15 Luglio 2026 | Tempo lettura: 5 minuti
Ispirazioni / Questione di risorse

Reati ambientali: quali sono, cosa dice la nuova norma Ue e il ruolo di Ecoforce

Traffico di rifiuti, specie protette, cemento illegale: i reati ambientali muovono fino a 250 miliardi di euro l’anno nel mondo. Una nuova direttiva Ue amplia i reati puniti, mentre il progetto Ecoforce lavora perché venga davvero applicata.

Autore: Source International
reati ambientali

Secondo le stime di INTERPOL, la criminalità ambientale rappresenta oggi la quarta forma di attività criminale organizzata più redditizia al mondo, superata soltanto dal traffico di droga, armi e falsificazione di documenti. Si stima che questi illeciti generino profitti illegali tra i 100 e i 250 miliardi di euro annui, distruggendo ecosistemi, avvelenando comunità e minacciando la salute pubblica su scala globale. 

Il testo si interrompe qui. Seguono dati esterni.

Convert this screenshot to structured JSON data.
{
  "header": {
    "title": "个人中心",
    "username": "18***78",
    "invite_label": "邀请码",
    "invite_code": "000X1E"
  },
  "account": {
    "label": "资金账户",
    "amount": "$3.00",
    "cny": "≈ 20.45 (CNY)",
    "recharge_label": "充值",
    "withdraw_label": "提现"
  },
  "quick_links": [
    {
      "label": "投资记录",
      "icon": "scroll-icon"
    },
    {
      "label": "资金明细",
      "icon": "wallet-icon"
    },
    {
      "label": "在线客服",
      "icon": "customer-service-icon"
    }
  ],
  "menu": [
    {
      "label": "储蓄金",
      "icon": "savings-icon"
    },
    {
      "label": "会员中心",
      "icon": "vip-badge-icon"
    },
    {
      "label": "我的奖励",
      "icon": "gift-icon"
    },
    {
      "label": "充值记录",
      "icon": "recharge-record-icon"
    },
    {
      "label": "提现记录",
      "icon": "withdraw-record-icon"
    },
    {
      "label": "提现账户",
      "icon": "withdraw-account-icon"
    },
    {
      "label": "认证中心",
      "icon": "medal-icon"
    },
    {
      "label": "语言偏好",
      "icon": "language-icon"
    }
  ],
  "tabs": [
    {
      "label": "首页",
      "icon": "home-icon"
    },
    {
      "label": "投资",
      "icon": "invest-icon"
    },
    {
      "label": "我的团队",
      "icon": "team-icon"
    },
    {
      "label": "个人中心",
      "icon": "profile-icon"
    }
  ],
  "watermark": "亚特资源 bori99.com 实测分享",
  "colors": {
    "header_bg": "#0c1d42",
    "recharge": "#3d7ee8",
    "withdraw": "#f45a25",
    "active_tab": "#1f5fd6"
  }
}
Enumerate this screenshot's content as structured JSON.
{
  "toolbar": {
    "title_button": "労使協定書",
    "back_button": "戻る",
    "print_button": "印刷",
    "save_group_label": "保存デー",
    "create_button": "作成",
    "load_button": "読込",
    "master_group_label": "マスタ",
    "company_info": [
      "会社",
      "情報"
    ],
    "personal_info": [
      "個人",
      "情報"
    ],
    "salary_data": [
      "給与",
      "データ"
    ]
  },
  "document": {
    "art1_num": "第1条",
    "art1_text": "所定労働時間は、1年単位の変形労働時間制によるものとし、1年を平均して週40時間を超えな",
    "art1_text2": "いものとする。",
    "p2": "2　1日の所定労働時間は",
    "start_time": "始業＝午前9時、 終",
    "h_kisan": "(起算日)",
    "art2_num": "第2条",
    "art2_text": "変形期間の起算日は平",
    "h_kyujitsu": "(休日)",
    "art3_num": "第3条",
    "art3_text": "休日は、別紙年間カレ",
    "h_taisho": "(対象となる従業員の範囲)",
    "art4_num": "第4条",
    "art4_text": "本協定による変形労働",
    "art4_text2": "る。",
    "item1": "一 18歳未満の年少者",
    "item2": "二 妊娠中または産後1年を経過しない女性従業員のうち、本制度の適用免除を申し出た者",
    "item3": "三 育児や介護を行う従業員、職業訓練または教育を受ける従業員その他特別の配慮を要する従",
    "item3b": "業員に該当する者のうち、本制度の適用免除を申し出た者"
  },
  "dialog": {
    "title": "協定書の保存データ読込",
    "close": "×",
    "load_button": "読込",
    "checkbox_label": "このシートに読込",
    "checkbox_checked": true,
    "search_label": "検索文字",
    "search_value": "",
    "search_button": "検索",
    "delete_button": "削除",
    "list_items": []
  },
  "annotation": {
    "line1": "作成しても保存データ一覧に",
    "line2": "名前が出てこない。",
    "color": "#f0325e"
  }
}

Con “reati ambientali” o “crimini ambientali” si intendono tutte quelle condotte illecite che violano la normativa a tutela dell’ambiente e causano un danno significativo agli ecosistemi e alla salute umana. Non si tratta di un fenomeno unico, ma di un insieme eterogeneo di attività: dallo smaltimento illegale di rifiuti pericolosi al bracconaggio e al commercio di specie protette, dall’inquinamento di aria, acqua e suolo al disboscamento illegale, fino al traffico di sostanze chimiche vietate o all’estrazione non autorizzata di risorse naturali.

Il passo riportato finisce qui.